How to Get the Most Out of Your Cram Fighter Coaching Sessions
- Apr 21, 2016
Cram Fighter coach Joe Zell, a student at Heritage College of Osteopathic Medicine at Ohio University, shares his recommendations for getting the most out of your coaching sessions by preparing beforehand.
What do you recommend medical students do before coaching sessions?
For starters, come into the meeting with an idea of what resources you would like to use. This way you will have the opportunity to ask your coach questions regarding the resources, such as “am I using too many resources?” In our meeting, we may discover that two resources overlap in content coverage quite a bit, and you won’t need both, or that some resources are complementary, and a good combination for your specific needs.
Think about the resources you want to use, about the hours you can dedicate to Step studying, and take Cram Fighter for a spin. It’s okay if your schedule is not realistic at this stage.
I recommend creating a schedule prior to the session, and experimenting with Cram Fighter. Familiarize yourself with Cram Fighter’s tools. Go ahead and give it a try.
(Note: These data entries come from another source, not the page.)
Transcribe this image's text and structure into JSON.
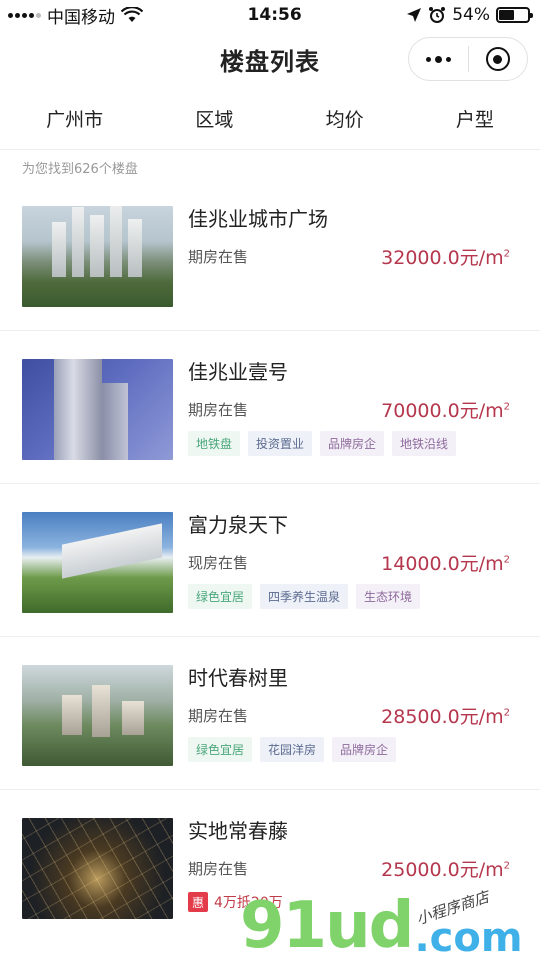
{
  "status_bar": {
    "carrier": "中国移动",
    "time": "14:56",
    "battery": "54%",
    "battery_level": 0.54
  },
  "nav": {
    "title": "楼盘列表"
  },
  "filters": [
    "广州市",
    "区域",
    "均价",
    "户型"
  ],
  "result_count": "为您找到626个楼盘",
  "listings": [
    {
      "name": "佳兆业城市广场",
      "status": "期房在售",
      "price": "32000.0元/m",
      "price_unit_sup": "2",
      "tags": []
    },
    {
      "name": "佳兆业壹号",
      "status": "期房在售",
      "price": "70000.0元/m",
      "price_unit_sup": "2",
      "tags": [
        {
          "label": "地铁盘",
          "color": "green"
        },
        {
          "label": "投资置业",
          "color": "blue"
        },
        {
          "label": "品牌房企",
          "color": "purple"
        },
        {
          "label": "地铁沿线",
          "color": "purple"
        }
      ]
    },
    {
      "name": "富力泉天下",
      "status": "现房在售",
      "price": "14000.0元/m",
      "price_unit_sup": "2",
      "tags": [
        {
          "label": "绿色宜居",
          "color": "green"
        },
        {
          "label": "四季养生温泉",
          "color": "blue"
        },
        {
          "label": "生态环境",
          "color": "purple"
        }
      ]
    },
    {
      "name": "时代春树里",
      "status": "期房在售",
      "price": "28500.0元/m",
      "price_unit_sup": "2",
      "tags": [
        {
          "label": "绿色宜居",
          "color": "green"
        },
        {
          "label": "花园洋房",
          "color": "blue"
        },
        {
          "label": "品牌房企",
          "color": "purple"
        }
      ]
    },
    {
      "name": "实地常春藤",
      "status": "期房在售",
      "price": "25000.0元/m",
      "price_unit_sup": "2",
      "promo": {
        "badge": "惠",
        "text": "4万抵20万"
      }
    }
  ],
  "watermark": {
    "logo": "91ud",
    "suffix": ".com",
    "tagline": "小程序商店"
  },
  "colors": {
    "price": "#b5374d",
    "tag_green": "#4aa77a",
    "promo_badge": "#e43b4b"
  }
}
Think about the resources you want to use, about the hours you can dedicate to Step studying, and take Cram Fighter for a spin. It’s okay if your schedule is not realistic at this stage. We will go over whatever schedule you have together, and polish it according to your individual needs. This will save you valuable time during your coaching session to work on your schedule, and have it reflect a realistic plan that allows you to accomplish all of your goals.
Additionally, before you meet with your coach, think about how many hours you will be able to dedicate to studying. Attempt a self-analysis of how much time you can commit to Step studying. Don’t forget to factor in your personal life, your classes, and your daily commitments. I recommend choosing a weekly number of hours instead of choosing a number of hours for each day of the week. This provides flexibility to move your tasks around if necessary.
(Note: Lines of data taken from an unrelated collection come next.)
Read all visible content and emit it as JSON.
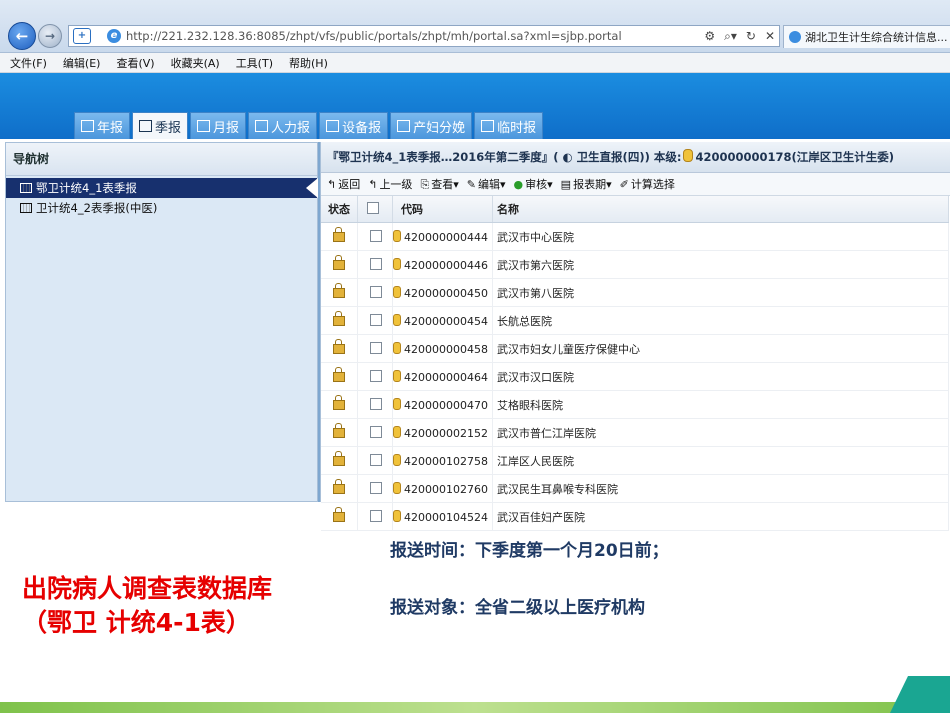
{
  "browser": {
    "url": "http://221.232.128.36:8085/zhpt/vfs/public/portals/zhpt/mh/portal.sa?xml=sjbp.portal",
    "tab_title": "湖北卫生计生综合统计信息...",
    "back_label": "←",
    "forward_label": "→"
  },
  "menu": [
    "文件(F)",
    "编辑(E)",
    "查看(V)",
    "收藏夹(A)",
    "工具(T)",
    "帮助(H)"
  ],
  "tabs": [
    {
      "label": "年报",
      "icon": "calendar-icon"
    },
    {
      "label": "季报",
      "icon": "table-icon",
      "active": true
    },
    {
      "label": "月报",
      "icon": "calendar-icon"
    },
    {
      "label": "人力报",
      "icon": "people-icon"
    },
    {
      "label": "设备报",
      "icon": "grid-icon"
    },
    {
      "label": "产妇分娩",
      "icon": "grid-icon"
    },
    {
      "label": "临时报",
      "icon": "document-icon"
    }
  ],
  "nav": {
    "header": "导航树",
    "items": [
      "鄂卫计统4_1表季报",
      "卫计统4_2表季报(中医)"
    ]
  },
  "panel": {
    "title_prefix": "『鄂卫计统4_1表季报…2016年第二季度』(",
    "title_entity": "卫生直报(四)",
    "title_level": ") 本级:",
    "title_code": "420000000178(江岸区卫生计生委)"
  },
  "toolbar": [
    "返回",
    "上一级",
    "查看▾",
    "编辑▾",
    "审核▾",
    "报表期▾",
    "计算选择"
  ],
  "table": {
    "headers": [
      "状态",
      "",
      "代码",
      "名称"
    ],
    "rows": [
      {
        "code": "420000000444",
        "name": "武汉市中心医院"
      },
      {
        "code": "420000000446",
        "name": "武汉市第六医院"
      },
      {
        "code": "420000000450",
        "name": "武汉市第八医院"
      },
      {
        "code": "420000000454",
        "name": "长航总医院"
      },
      {
        "code": "420000000458",
        "name": "武汉市妇女儿童医疗保健中心"
      },
      {
        "code": "420000000464",
        "name": "武汉市汉口医院"
      },
      {
        "code": "420000000470",
        "name": "艾格眼科医院"
      },
      {
        "code": "420000002152",
        "name": "武汉市普仁江岸医院"
      },
      {
        "code": "420000102758",
        "name": "江岸区人民医院"
      },
      {
        "code": "420000102760",
        "name": "武汉民生耳鼻喉专科医院"
      },
      {
        "code": "420000104524",
        "name": "武汉百佳妇产医院"
      }
    ]
  },
  "slide": {
    "title_line1": "出院病人调查表数据库",
    "title_line2": "（鄂卫  计统4-1表）",
    "info1": "报送时间：下季度第一个月20日前；",
    "info2": "报送对象：全省二级以上医疗机构"
  },
  "colors": {
    "header_blue": "#1b8de0",
    "title_red": "#e60000",
    "info_navy": "#1f3a64",
    "footer_green": "#7fc24b"
  }
}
Keep in mind that Step 1 studying is a marathon. Nobody signs up for a marathon and runs it right away. You will want to build up your hours, and stamina, over time. In the beginning, maybe you will commit ten or fifteen hours per week. Then, as time goes on you may add more time until you have a dedicated, full-time study period. With that in mind, during your coaching session, we can work on creating different study blocks that reflect different stages of your study period.